Judith F. Rosenberg on Piano

These shorts offer rare glimpses of Japanese life and culture in the late nineteenth and early twentieth centuries, from the streets to the kabuki stage. Five brief documentaries shot by Tsunekichi Shibata in Tokyo in 1898, that city's thirtieth year as the Japanese capital, show rickshaws and pedestrians in Ginza and other bustling quarters. The films, made for the Lumière company, are Une rue à Tokyo I and II, Une avenue à Tokyo, Une place publique à Tokyo II, and Station du chemin de fer de Tokyo II.

(Each film 57 seconds, Courtesy Association Frères Lumière and Archives du Film et du Dépôt Légal du Centre National de la Cinématographie (Bois d'Arcy)) Scenes from kabuki theater, including performances by legendary actors Danjuro Ichikawa IX and Kikugoro Onoe V, are documented in Maple Viewing (Momijigari, 1899, 6 mins, 16mm, Courtesy Tsubouchi Memorial Theatre Museum of Waseda University), The Tenth Act of Taikoki (Taikoki judanme, 1908, 17 mins), and Sendaihagi (1916, 5 mins).
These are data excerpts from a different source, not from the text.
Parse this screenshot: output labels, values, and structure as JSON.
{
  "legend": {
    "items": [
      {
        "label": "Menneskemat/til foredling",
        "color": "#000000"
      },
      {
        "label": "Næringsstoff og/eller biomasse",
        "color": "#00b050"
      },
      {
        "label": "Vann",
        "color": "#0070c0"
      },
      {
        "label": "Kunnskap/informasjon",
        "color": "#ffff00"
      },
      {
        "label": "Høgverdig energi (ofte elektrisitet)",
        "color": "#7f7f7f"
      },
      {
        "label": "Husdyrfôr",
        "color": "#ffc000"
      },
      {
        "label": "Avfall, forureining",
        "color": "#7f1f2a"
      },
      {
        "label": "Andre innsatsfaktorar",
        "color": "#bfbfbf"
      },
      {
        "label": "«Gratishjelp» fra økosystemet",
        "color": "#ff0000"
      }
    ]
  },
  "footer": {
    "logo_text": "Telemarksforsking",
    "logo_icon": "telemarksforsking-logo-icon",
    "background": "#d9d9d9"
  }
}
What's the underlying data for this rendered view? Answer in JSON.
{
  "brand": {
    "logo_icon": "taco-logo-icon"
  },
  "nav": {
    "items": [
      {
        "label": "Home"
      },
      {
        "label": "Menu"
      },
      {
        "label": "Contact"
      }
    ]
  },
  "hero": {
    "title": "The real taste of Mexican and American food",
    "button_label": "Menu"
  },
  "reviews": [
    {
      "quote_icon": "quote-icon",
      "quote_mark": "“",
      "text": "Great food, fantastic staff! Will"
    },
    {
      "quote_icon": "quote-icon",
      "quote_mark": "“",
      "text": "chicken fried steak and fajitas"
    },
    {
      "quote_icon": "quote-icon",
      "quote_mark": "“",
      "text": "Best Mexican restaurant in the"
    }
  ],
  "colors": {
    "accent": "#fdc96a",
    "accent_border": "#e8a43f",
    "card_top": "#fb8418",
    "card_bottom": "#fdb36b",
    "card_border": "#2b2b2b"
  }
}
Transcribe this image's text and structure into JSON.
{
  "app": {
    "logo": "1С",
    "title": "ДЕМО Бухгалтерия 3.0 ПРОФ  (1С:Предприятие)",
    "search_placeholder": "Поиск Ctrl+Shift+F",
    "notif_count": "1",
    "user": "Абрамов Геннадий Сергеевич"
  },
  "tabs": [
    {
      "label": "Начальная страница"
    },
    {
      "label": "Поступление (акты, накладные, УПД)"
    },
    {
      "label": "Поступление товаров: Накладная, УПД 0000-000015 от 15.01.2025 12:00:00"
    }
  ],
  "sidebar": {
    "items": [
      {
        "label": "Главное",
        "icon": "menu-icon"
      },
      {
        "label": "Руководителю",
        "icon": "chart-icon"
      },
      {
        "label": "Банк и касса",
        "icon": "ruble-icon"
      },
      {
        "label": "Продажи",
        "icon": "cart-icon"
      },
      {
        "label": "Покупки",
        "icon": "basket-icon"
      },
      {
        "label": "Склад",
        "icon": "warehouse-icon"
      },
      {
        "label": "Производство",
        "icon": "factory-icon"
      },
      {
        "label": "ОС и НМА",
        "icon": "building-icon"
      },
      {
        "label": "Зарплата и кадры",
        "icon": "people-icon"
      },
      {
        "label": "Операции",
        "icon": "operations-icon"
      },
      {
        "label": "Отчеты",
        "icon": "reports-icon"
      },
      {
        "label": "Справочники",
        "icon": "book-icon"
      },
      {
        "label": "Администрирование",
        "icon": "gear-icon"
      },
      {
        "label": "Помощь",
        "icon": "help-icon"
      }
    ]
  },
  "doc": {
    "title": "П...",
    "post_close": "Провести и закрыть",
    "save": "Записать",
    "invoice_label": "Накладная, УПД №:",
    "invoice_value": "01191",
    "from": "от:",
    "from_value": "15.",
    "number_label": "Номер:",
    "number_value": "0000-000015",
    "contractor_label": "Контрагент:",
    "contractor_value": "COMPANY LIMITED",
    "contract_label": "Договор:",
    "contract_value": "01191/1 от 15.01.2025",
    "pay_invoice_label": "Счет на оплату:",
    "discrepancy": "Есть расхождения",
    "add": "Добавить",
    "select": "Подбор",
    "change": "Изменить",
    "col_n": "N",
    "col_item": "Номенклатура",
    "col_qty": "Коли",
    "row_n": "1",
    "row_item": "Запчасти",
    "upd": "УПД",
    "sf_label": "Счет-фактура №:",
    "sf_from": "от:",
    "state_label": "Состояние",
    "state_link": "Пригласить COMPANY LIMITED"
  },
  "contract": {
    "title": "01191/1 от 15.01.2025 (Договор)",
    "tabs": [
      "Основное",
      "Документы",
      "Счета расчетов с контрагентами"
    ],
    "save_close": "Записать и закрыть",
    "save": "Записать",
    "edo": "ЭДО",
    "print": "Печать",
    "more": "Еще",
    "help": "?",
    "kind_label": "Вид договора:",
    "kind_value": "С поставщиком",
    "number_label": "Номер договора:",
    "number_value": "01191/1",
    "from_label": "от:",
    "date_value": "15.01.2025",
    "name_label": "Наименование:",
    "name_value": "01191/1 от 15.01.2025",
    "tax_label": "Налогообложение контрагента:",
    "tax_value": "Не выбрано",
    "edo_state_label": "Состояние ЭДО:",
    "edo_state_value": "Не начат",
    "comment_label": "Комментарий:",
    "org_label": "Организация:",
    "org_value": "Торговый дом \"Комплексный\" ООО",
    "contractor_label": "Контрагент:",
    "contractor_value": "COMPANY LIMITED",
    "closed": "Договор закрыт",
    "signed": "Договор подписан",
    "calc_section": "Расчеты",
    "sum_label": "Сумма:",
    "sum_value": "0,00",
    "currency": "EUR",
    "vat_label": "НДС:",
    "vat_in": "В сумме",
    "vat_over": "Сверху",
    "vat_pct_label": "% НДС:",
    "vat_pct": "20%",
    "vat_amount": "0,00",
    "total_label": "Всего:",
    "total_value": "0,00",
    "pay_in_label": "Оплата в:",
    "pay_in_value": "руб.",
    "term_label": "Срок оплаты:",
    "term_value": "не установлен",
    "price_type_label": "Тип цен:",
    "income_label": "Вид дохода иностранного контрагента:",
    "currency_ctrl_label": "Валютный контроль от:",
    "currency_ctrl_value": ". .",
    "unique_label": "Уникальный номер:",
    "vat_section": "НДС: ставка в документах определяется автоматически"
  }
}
Japanese Expedition to Antarctica (Nippon nankyoku tanken, 1911-1912, 20 mins, Japanese intertitles with English subtitles) follows the expedition party on their remarkable journey. Rare fragments from Peerless Patriot (Kokushi Muso, Mansaku Itami, 1932, 21 min, Japanese intertitles with English subtitles), the story of a master swordsman and his impostor, showcase the wit of director Itami.